Primarily it’s what qualifies for horror, that makes this film one you probably won’t want to take out until it’s over. If you flat out choose not to watch it, that’s one thing, that’s different, but if you start watching it, then you’ll probably get in enough to stick around, or tune it out completely and leave it playing in the background . I did that here (watched it), and discovered that what I thought was a much better film, really wasn’t. The horror wasn’t there. It was gory and had semi-creative deaths, which always excites me, especially as there’s not much else going for it. Then there’s the overall creepy and eerie factor. It was there. Evil children don’t need much work to make people feel unnerved, certainly if you’re an adult, and that’s what we got. There was also a slow build up of what the hell was going on. A sort of mystery, if you can even call it that. I was once again, a bit on edge or something else. It just got under my skin a bit more than even the original film can do. For that, I’ll always take this film over the other sequels. It allows for this film to be far more bearable than it deserves to be.

After that, well, you’re clinging on to the actions of characters who aren’t really there. They’re paper thin and offer nothing to make the film any deeper than the superficial cuts on the creepy children’s hand or arm in Black’s dream and reality, which ultimately leads to her demise. I guess, if there’s anything positive about the character’s and actors, it’s the fact that they’re kind of awesome. Watts has moments, and is Watts, so that alone is exciting, and Graham had some bad ass moments. She was clearly the smartest person in the entire film, but sadly couldn’t showcase it long enough to be a survivor. Jennings just took charge and wanted to figure out what the hell was going on. More so than other parents, which itself is strange, he cared about his kid. He wanted to save his kid. That alone makes him a winner in my book! Past that, eh, the character’s, Black’s and Windom serve the purposes of the story. That’s it. If you know who these two actors were, then that could be a slight plus for you, but for the film, not much.

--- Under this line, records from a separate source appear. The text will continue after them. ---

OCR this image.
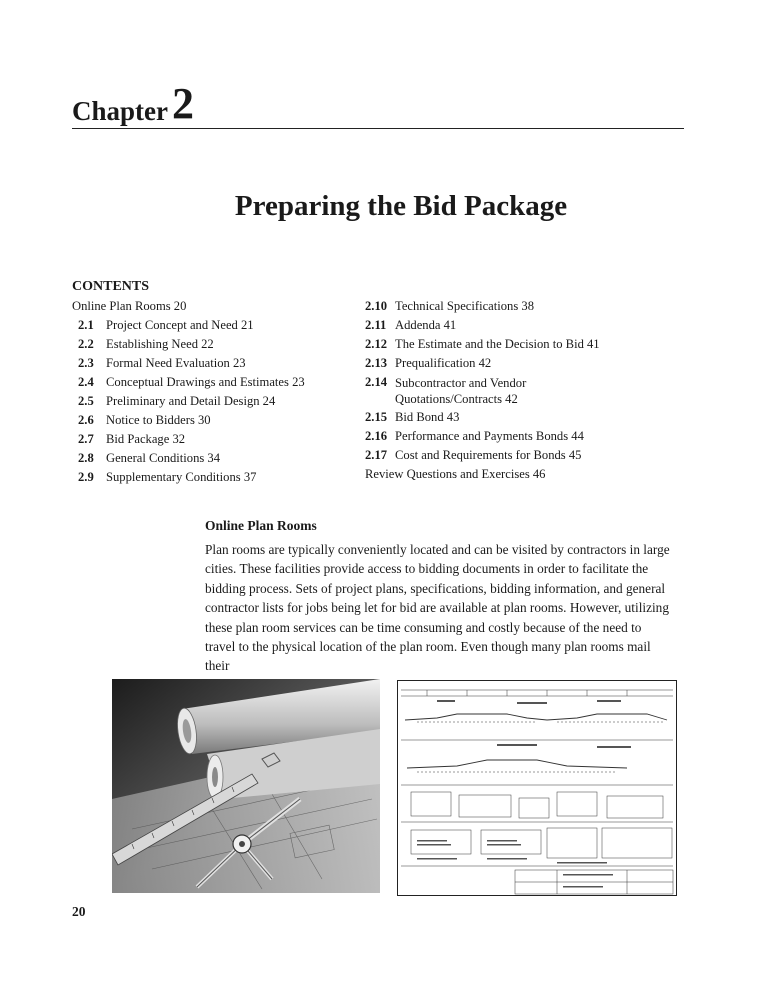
Chapter 2
Preparing the Bid Package
CONTENTS
Online Plan Rooms 20
2.1 Project Concept and Need 21
2.2 Establishing Need 22
2.3 Formal Need Evaluation 23
2.4 Conceptual Drawings and Estimates 23
2.5 Preliminary and Detail Design 24
2.6 Notice to Bidders 30
2.7 Bid Package 32
2.8 General Conditions 34
2.9 Supplementary Conditions 37
2.10 Technical Specifications 38
2.11 Addenda 41
2.12 The Estimate and the Decision to Bid 41
2.13 Prequalification 42
2.14 Subcontractor and Vendor Quotations/Contracts 42
2.15 Bid Bond 43
2.16 Performance and Payments Bonds 44
2.17 Cost and Requirements for Bonds 45
Review Questions and Exercises 46
Online Plan Rooms
Plan rooms are typically conveniently located and can be visited by contractors in large cities. These facilities provide access to bidding documents in order to facilitate the bidding process. Sets of project plans, specifications, bidding information, and general contractor lists for jobs being let for bid are available at plan rooms. However, utilizing these plan room services can be time consuming and costly because of the need to travel to the physical location of the plan room. Even though many plan rooms mail their
20
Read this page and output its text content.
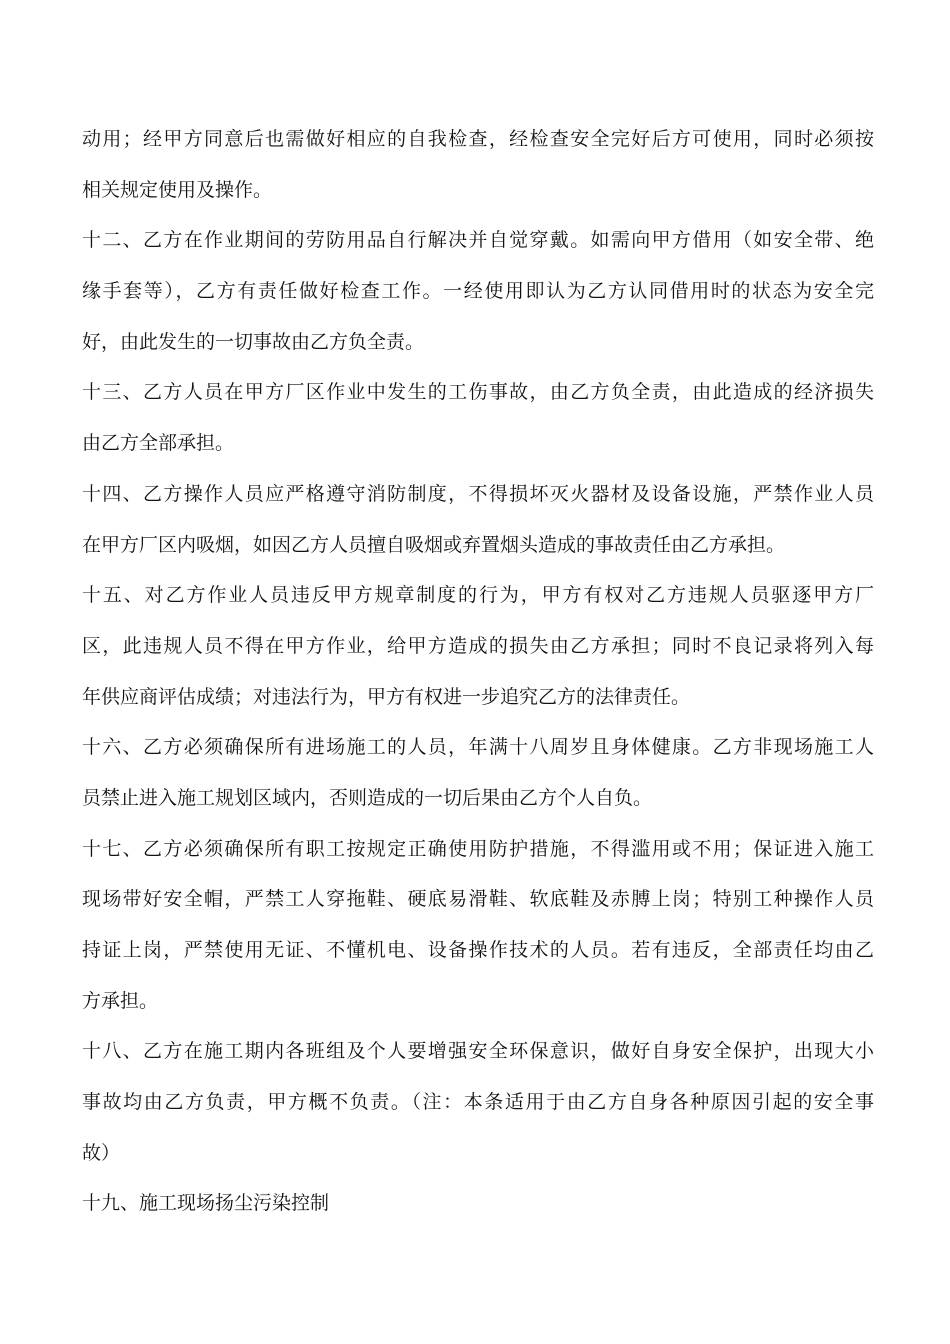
动用；经甲方同意后也需做好相应的自我检查，经检查安全完好后方可使用，同时必须按
相关规定使用及操作。
十二、乙方在作业期间的劳防用品自行解决并自觉穿戴。如需向甲方借用（如安全带、绝
缘手套等），乙方有责任做好检查工作。一经使用即认为乙方认同借用时的状态为安全完
好，由此发生的一切事故由乙方负全责。
十三、乙方人员在甲方厂区作业中发生的工伤事故，由乙方负全责，由此造成的经济损失
由乙方全部承担。
十四、乙方操作人员应严格遵守消防制度，不得损坏灭火器材及设备设施，严禁作业人员
在甲方厂区内吸烟，如因乙方人员擅自吸烟或弃置烟头造成的事故责任由乙方承担。
十五、对乙方作业人员违反甲方规章制度的行为，甲方有权对乙方违规人员驱逐甲方厂
区，此违规人员不得在甲方作业，给甲方造成的损失由乙方承担；同时不良记录将列入每
年供应商评估成绩；对违法行为，甲方有权进一步追究乙方的法律责任。
十六、乙方必须确保所有进场施工的人员，年满十八周岁且身体健康。乙方非现场施工人
员禁止进入施工规划区域内，否则造成的一切后果由乙方个人自负。
十七、乙方必须确保所有职工按规定正确使用防护措施，不得滥用或不用；保证进入施工
现场带好安全帽，严禁工人穿拖鞋、硬底易滑鞋、软底鞋及赤膊上岗；特别工种操作人员
持证上岗，严禁使用无证、不懂机电、设备操作技术的人员。若有违反，全部责任均由乙
方承担。
十八、乙方在施工期内各班组及个人要增强安全环保意识，做好自身安全保护，出现大小
事故均由乙方负责，甲方概不负责。（注：本条适用于由乙方自身各种原因引起的安全事
故）
十九、施工现场扬尘污染控制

So far as the rest of the film, its story and the actors or anything else, it was your typical sequel. Think “Friday the 13th” and “Nightmare on Elm Street” sequels. They’re bad, somewhat enjoyable, but absolutely unnecessary. As many other problems that this film suffered from, including having character’s make terrible choice after terrible choice, and just be dumb, it was a film in name only. The original film at least gave the corn purpose and a reason for only children being in Gatlin, but this film didn’t do that. There was an attempt at explaining why this was happening, but it was pretty terrible. The corn was then also just to show corn. To sort of tie it to the series. It’s one of the reason’s I hate sequels, especially as the film series continues to age.

The horror sequel, seldom worth it and yet impossible to ignore. Why is that? We don’t expect anything good, especially if there are multiple sequels that already prove this, but keep running in. Maybe it’s just for mindless gore and badly executed scares, which stood no chance of being scary at all. There’s something simple about that idea. Or we just continue to hope that a sequel in a long running series, which never should’ve been a thing to begin with, will actually be a worth follow up to the previous film as well as the original film itself.